"Comme si l'Europe ne pouvait être défendue que par des Américains bodybuildés"

Gilles Kepel: "Comme si l’Europe ne pouvait être défendue que par des Américains bodybuildés"
Gilles Kepel: "Comme si l’Europe ne pouvait être défendue que par des Américains bodybuildés" - © JOEL SAGET - AFP

Spécialiste de l’islam politique, Gilles Kepel croit peu à la ligne de défense d’Ayoub El Khazzani, qui dit avoir voulu braquer le Thalys Amsterdam-Paris. "Il est difficile d’y accorder du crédit. Un braquage dans le Thalys avec neuf chargeurs n’a pas de sens." Le politologue incline donc plutôt vers une attaque terroriste. "On sait que le jeune homme a été en cheville avec la mouvance salafiste radicalisée. Ca ressemble furieusement à des profils déjà vus", a-t-il expliqué lundi au micro de Matin Première.

Djihadisme de troisième génération

Ce profil s’insère dans un djihadisme de la troisième génération.

La première s’intégrait dans des conflits militaires classiques, en Algérie ou en Afghanistan, et prenait les formes d’une insurrection traditionnelle.

La deuxième, celle de Ben Laden et d’Al-Qaïda, organisation verticale et pyramidale qui se fixait des objectifs symboliques forts pour convaincre les masses musulmanes. Or " cette phase n’a pas donné les fruits attendus par Ben Laden, car ces masses musulmanes n’ont pas rejoint Al-Qaïda, ni le djihad en Irak par exemple ".

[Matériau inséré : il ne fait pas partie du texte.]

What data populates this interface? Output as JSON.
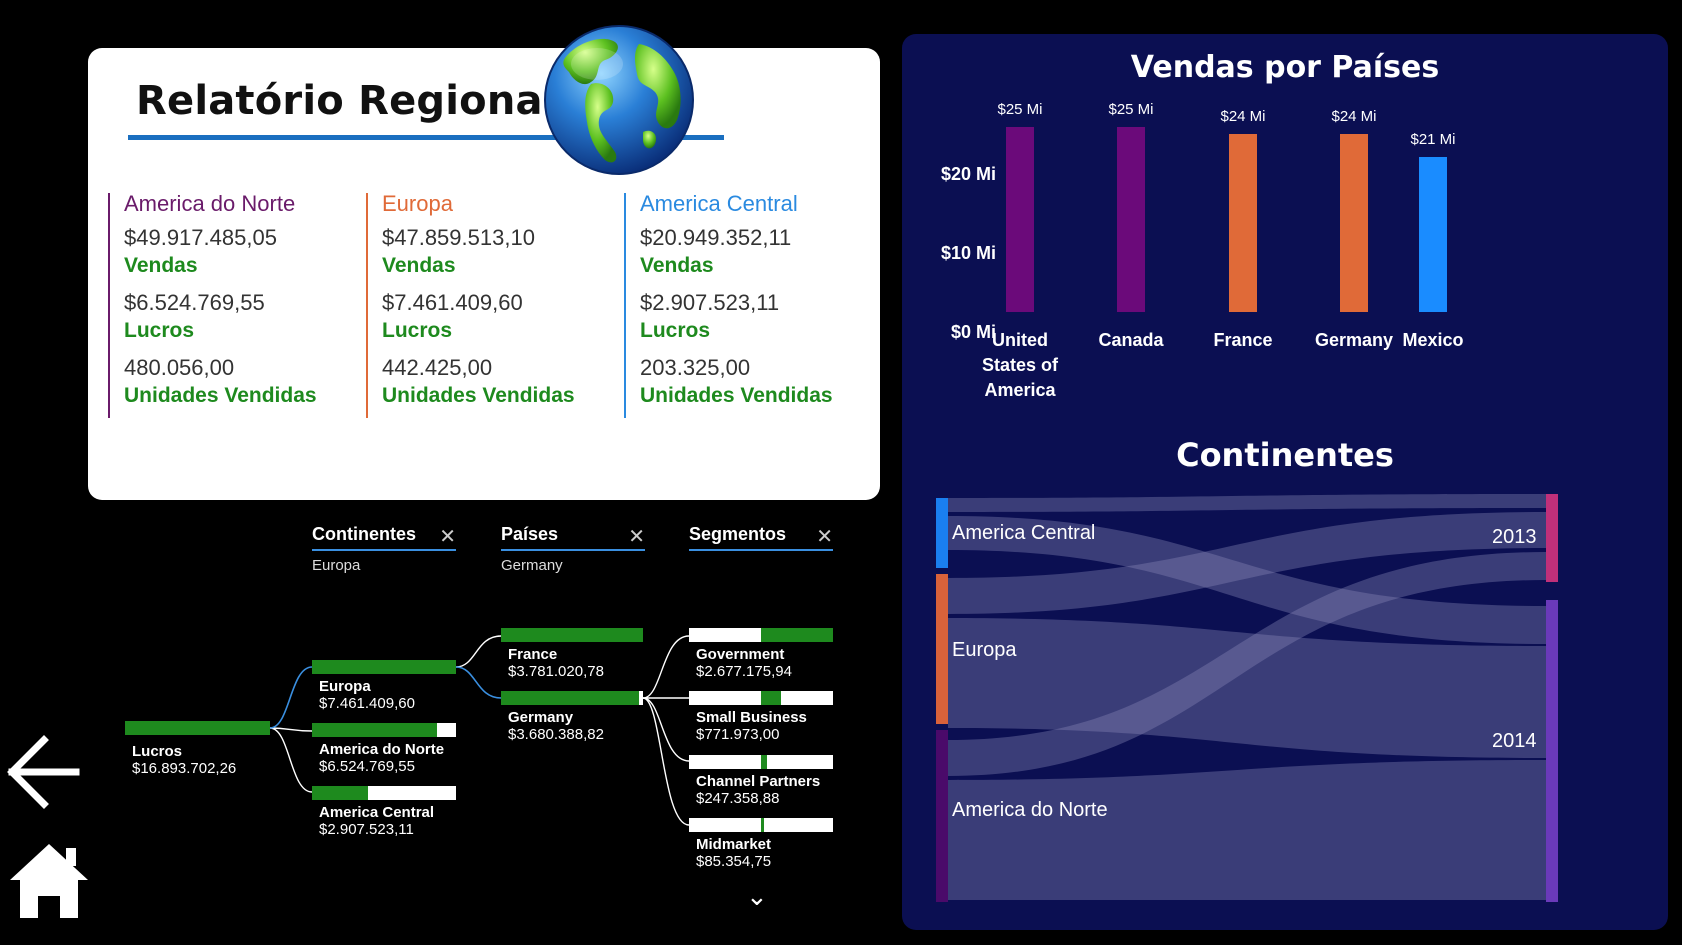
{
  "report": {
    "title": "Relatório Regional",
    "regions": [
      {
        "name": "America do Norte",
        "color": "#6a1b6a",
        "sales": "$49.917.485,05",
        "sales_label": "Vendas",
        "profit": "$6.524.769,55",
        "profit_label": "Lucros",
        "units": "480.056,00",
        "units_label": "Unidades Vendidas"
      },
      {
        "name": "Europa",
        "color": "#e06a38",
        "sales": "$47.859.513,10",
        "sales_label": "Vendas",
        "profit": "$7.461.409,60",
        "profit_label": "Lucros",
        "units": "442.425,00",
        "units_label": "Unidades Vendidas"
      },
      {
        "name": "America Central",
        "color": "#2a8ae0",
        "sales": "$20.949.352,11",
        "sales_label": "Vendas",
        "profit": "$2.907.523,11",
        "profit_label": "Lucros",
        "units": "203.325,00",
        "units_label": "Unidades Vendidas"
      }
    ]
  },
  "tree": {
    "headers": [
      {
        "label": "Continentes",
        "selected": "Europa"
      },
      {
        "label": "Países",
        "selected": "Germany"
      },
      {
        "label": "Segmentos",
        "selected": ""
      }
    ],
    "close_symbol": "✕",
    "root": {
      "name": "Lucros",
      "value": "$16.893.702,26",
      "fill": 1.0
    },
    "level1": [
      {
        "name": "Europa",
        "value": "$7.461.409,60",
        "fill": 1.0
      },
      {
        "name": "America do Norte",
        "value": "$6.524.769,55",
        "fill": 0.87
      },
      {
        "name": "America Central",
        "value": "$2.907.523,11",
        "fill": 0.39
      }
    ],
    "level2": [
      {
        "name": "France",
        "value": "$3.781.020,78",
        "fill": 1.0
      },
      {
        "name": "Germany",
        "value": "$3.680.388,82",
        "fill": 0.97
      }
    ],
    "level3": [
      {
        "name": "Government",
        "value": "$2.677.175,94",
        "fill": 0.5
      },
      {
        "name": "Small Business",
        "value": "$771.973,00",
        "fill": 0.14
      },
      {
        "name": "Channel Partners",
        "value": "$247.358,88",
        "fill": 0.04
      },
      {
        "name": "Midmarket",
        "value": "$85.354,75",
        "fill": 0.015
      }
    ],
    "expand_symbol": "⌄"
  },
  "sales_chart": {
    "title": "Vendas por Países",
    "chart_data": {
      "type": "bar",
      "categories": [
        "United States of America",
        "Canada",
        "France",
        "Germany",
        "Mexico"
      ],
      "values": [
        25,
        25,
        24,
        24,
        21
      ],
      "data_labels": [
        "$25 Mi",
        "$25 Mi",
        "$24 Mi",
        "$24 Mi",
        "$21 Mi"
      ],
      "bar_colors": [
        "#6b0a7a",
        "#6b0a7a",
        "#e06a38",
        "#e06a38",
        "#1a8cff"
      ],
      "yticks": [
        "$20 Mi",
        "$10 Mi",
        "$0 Mi"
      ],
      "ylim": [
        0,
        25
      ]
    }
  },
  "continents_chart": {
    "title": "Continentes",
    "sources": [
      "America Central",
      "Europa",
      "America do Norte"
    ],
    "targets": [
      "2013",
      "2014"
    ],
    "source_colors": [
      "#1a7ff0",
      "#d9623a",
      "#4a0a6a"
    ],
    "target_colors": [
      "#c0307a",
      "#6a3aba"
    ]
  },
  "nav": {
    "back_icon": "back-arrow-icon",
    "home_icon": "home-icon"
  }
}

L'Europe, ventre mou de l'Occident

La troisième phase tire les leçons de l’échec du 11 septembre, "avec un djihadisme réticulaire avec pour cible principale l’Europe, considérée contre le ventre mou de l’Occident" . "En ce sens", ajoute-t-il, c’est très frappant de voir que l’actualité n’est pas tellement dominée par la figure du suspect, mais par ces trois héros américains, comme si l’Europe apparaissait aux yeux de ses citoyens et ses journalistes comme anémiée et que ceux qui pouvaient la défendre contre ce péril sont des héros américains bodybuildés qui sont passés par là. C’est assez significatif."

Amateurisme

Cette troisième génération voit donc "des individus qui ne sont plus dans une structure pyramidale à vocation mondiale, mais qui s’identifient eux-mêmes comme djihadistes, et passent à l’action dans un environnement familier".

Dans les publications de l’Etat islamique, ajoute Gilles Kepel, on appelle à tuer "n’importe qui parce que, de toute façon, en Europe, il n’y a que des mécréants".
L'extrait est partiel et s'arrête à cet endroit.